The US press is continuing to act as a public relations organziation for the Ba'ath by reporting almost exclusively on anti-US reactions, avoiding reporting on pro-US reactions and using as sources primarily those who were favored under the Ba'ath.
Indeed it's striking that while many of the troops I've accompanied find themselves feeling some sympathy for the inhabitants of "Typhoid Alley" and other destitute neighborhoods and their attempts to obtain fans, furniture, TVs, etc., the press corps often seems solidly on the side of those who grew fat under the Saddam regime.

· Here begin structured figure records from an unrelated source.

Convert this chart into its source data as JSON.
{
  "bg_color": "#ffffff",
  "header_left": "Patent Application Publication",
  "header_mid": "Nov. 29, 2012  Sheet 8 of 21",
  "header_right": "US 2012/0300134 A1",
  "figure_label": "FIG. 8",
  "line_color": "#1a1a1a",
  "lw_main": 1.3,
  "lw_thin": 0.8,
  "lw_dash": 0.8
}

[…]David Zucchino of the Los Angeles Times, who like me is embedded with the 4th Battalion of the 64th Armored Regiment, 3rd Infantry Division, recently accompanied my Scout platoon on a patrol. […] I was talking to Dr. Ali Faraj al Salih, a cardiologist trained at Edinburgh, when Zucchino, a fine, experienced foreign correspondent, walked over and began listening in. I asked Dr. Ali if he'd had any trouble with looters. "No" he replied, "I have guns, with license from the government. And I have two bodyguards." "Have you always had the bodyguards?" I asked him. "Oh yes," he said.

But Zucchino's April 22 article in the L.A. Times--headlined "In Postwar 'Dodge City,' Soldiers Now Deputies"--reports "Dr. Ali Faraj, a cardiologist, stood before his well-appointed home and mentioned that he has hired two armed guards," as if the doctor had been driven to this expense by unrest following the arrival of the Americans.